L’Algérie a vécu une nuit de samedi à dimanche agitée. Ce n’est pas la nuit des longs couteaux, mais beaucoup de lignes ont bougé. Du moins, les événements se sont accélérés d’une manière brusque et inattendue avec le ton ferme adopté par l’état-major de l’ANP vis-à-vis, disons-le clairement, du cercle présidentiel et de ses derniers soutiens.
La matinée de ce dimanche devait être celle de toutes les décantations. Comme par exemple une auto-saisine du Conseil constitutionnel, qui détient la clé d’une issue légale à la crise, pour signifier à Bouteflika qu’il a perdu la partie.
Mais tout le problème semble résider précisément là. Le cercle présidentiel fait de la résistance et le président du Conseil constitutionnel est un de ses membres les plus fidèles. C’est dans la prévision d’une telle situation que Bouteflika a fait fi des dispositions de la constitution le 10 février dernier en portant son choix sur Tayeb Belaïz, pourtant inéligible au poste pour y avoir déjà fait un passage.

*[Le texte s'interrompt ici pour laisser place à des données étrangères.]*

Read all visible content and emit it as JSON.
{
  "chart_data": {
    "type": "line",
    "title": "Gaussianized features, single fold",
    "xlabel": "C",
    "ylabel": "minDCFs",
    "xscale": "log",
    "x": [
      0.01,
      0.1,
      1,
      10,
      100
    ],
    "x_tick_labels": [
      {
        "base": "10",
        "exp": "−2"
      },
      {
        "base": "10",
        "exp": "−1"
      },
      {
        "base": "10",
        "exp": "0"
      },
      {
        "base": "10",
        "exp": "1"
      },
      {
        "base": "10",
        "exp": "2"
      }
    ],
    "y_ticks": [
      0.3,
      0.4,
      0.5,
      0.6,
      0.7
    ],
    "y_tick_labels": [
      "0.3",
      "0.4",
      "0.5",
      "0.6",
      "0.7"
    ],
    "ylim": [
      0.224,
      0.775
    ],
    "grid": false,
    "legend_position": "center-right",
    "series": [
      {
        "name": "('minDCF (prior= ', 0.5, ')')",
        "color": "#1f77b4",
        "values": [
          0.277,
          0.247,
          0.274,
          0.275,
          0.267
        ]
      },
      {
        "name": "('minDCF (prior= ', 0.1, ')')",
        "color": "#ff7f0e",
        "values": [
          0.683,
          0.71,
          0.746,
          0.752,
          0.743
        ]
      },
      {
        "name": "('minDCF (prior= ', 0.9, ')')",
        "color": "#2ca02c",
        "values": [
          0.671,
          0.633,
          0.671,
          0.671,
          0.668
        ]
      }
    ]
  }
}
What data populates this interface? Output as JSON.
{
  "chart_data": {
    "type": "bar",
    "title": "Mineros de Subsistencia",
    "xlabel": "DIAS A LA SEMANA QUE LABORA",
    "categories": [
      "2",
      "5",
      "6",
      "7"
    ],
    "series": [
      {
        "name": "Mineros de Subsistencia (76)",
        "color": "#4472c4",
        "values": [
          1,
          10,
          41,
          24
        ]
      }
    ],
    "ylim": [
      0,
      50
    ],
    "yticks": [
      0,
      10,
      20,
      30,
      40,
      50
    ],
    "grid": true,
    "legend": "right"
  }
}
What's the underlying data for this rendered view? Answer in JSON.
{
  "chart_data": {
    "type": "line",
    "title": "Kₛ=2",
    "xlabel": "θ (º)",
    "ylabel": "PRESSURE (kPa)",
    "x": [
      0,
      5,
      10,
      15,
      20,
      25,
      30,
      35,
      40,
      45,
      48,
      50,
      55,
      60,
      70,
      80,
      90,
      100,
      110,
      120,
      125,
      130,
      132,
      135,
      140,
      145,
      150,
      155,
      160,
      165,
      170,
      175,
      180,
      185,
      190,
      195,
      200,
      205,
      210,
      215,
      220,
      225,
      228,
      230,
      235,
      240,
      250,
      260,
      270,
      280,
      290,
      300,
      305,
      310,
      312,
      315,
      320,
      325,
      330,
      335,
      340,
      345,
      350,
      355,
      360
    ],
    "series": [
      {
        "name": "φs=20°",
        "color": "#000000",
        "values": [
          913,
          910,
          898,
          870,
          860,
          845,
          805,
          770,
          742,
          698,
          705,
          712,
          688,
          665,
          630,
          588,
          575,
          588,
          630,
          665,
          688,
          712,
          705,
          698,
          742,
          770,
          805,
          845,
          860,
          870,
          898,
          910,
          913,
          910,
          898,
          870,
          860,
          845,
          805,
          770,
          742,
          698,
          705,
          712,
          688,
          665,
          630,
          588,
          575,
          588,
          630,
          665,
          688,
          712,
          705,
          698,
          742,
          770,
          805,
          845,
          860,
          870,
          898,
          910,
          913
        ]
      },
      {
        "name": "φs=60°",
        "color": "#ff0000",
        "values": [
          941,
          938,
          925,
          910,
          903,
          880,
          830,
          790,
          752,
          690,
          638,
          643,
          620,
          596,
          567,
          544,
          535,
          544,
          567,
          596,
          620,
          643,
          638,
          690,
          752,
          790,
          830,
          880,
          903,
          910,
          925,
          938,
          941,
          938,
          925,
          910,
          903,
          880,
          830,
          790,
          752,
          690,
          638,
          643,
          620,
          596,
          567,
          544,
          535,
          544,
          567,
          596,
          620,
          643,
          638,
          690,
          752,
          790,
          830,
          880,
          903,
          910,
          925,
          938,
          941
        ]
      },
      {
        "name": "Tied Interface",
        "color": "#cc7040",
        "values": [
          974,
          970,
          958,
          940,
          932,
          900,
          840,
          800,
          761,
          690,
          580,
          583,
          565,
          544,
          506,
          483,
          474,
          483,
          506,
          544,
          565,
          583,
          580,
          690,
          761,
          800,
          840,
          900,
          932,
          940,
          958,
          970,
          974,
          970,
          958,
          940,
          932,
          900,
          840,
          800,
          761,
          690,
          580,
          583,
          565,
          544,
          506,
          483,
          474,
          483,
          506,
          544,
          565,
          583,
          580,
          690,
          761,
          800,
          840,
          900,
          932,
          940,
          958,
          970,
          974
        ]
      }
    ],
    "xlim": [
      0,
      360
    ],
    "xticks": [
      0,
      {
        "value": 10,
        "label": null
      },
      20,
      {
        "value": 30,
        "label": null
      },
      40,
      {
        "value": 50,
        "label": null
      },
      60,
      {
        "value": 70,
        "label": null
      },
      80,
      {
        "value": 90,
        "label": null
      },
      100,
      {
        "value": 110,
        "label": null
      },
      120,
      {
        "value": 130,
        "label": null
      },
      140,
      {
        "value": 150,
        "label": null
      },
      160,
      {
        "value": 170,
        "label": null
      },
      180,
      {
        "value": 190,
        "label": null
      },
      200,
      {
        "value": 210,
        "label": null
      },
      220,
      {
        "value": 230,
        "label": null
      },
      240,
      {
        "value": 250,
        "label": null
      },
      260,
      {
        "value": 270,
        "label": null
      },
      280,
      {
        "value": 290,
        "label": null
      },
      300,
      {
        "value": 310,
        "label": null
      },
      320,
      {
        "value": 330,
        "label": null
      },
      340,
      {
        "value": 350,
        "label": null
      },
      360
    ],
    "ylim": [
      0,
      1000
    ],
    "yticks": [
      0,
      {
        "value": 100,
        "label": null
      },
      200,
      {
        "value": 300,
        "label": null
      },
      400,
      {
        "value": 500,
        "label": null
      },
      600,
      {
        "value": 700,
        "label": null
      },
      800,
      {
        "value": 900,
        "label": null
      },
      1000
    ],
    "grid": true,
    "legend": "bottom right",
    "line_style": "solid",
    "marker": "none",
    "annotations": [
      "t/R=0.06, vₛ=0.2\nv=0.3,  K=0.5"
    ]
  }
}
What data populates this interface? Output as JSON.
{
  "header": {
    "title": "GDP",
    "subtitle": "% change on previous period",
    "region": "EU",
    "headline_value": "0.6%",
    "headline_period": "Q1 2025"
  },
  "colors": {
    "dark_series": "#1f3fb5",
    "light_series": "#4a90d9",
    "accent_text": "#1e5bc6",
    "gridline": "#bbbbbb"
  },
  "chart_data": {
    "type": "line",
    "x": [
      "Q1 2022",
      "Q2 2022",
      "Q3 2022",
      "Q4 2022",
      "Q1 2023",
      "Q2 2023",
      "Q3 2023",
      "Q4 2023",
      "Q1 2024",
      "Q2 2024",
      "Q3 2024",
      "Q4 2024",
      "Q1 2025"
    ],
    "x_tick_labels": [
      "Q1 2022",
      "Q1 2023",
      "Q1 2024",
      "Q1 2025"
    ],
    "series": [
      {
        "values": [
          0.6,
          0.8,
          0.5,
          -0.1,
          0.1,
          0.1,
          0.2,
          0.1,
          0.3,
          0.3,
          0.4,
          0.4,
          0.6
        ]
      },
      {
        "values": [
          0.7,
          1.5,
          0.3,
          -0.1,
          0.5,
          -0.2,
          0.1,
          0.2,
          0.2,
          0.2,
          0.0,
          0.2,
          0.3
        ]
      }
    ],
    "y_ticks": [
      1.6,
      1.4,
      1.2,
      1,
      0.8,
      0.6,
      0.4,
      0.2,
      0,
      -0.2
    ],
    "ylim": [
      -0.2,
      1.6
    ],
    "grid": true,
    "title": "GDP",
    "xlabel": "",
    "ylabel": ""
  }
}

L’essentiel à retenir après la sortie « musclée » du chef de l’armée, c’est que Bouteflika et ses proches ne sont pas près de partir. Du moins, ils sont décidés à vendre chèrement leur peau. La divulgation d’une réunion secrète entre des « individus connus » pour concocter d’autres plans autres que ceux proposés par l’armée, pour reprendre la teneur du dernier communiqué du MDN, démontre que « les individus » en question ne sont pas encore réduits à espérer une sortie honorable. Ils comptent encore peser sur le processus de transition à venir. Peut-être même qu’ils nourrissent le rêve insensé de garder le pouvoir. Insensé, car ils n’ont ni le soutien du peuple ni celui de l’armée. Qu’en aurait-il été si cette dernière s’était rangée de leur côté ? Sans doute que le scénario aurait été désastreux.
Reprendre le contrôle de l’armée figurait parmi les points à l’ordre du jour de la réunion d’hier qui a été dénoncée par le MDN. Les présents auraient décidé de faire endosser au président de la République un décret mettant fin aux fonctions de l’actuel chef d’état-major, indiquent à TSA des sources informées.
L’armée a immédiatement pris les choses en main, en mettant en avant ses responsabilités constitutionnelle et la volonté du peuple. L’Algérie a-t-elle échappé au pire ? Sans doute. Il est aujourd’hui plus que certain qu’une neutralité de l’armée dans la crise aurait permis aux tenants actuels du pouvoir de le garder pour plusieurs années encore, quitte à propulser le pays dans le chaos.
Des mesures concrètes sont d’ores et déjà prises par l’armée, comme l’arrestation d’Ali Haddad et l’interdiction de vol des avions privées, mais les Algériens ne doivent pas crier victoire pour autant.
Le communiqué du MDN a certes situé la solution dans l’application des articles de la Constitution qui disposent que la souveraineté appartient exclusivement au peuple (articles 7 et 8), mais il a réitéré la nécessité de recourir à l’article 102, synonyme de remise de l’intérim, donc de la transition, à l’actuel président du Sénat, un pur produit du système.
Pour l’instant, personne ne sait ce que comptent faire les chefs de l’armée, d’abord pour amener Bouteflika et le Conseil constitutionnel à la raison, ensuite pour contenter la rue qui réclame des garanties pour que la transition débouche sur un véritable changement. L’armée ne peut rien proposer d’autre que ce que prévoient les textes. Sortir du cadre constitutionnel est un pas que ses chefs ne franchiront pas facilement, au risque de tomber dans le piège de ceux qui les poussent à l’erreur. C’est compréhensible, mais la situation ne permet pas les tergiversations.
Le peuple est de plus en plus impatient et intransigeant. Il pourra apporter le soutien nécessaire à toute initiative allant dans le sens d’un déblocage de la situation, pour peu que des garanties lui soient données qu’il ne s’agit pas d’une énième tentative de sauver le système et, surtout, que le positionnement actuel de l’armée nationale ne procède pas d’une guerre des clans. Il est plus qu’important de lever les équivoques.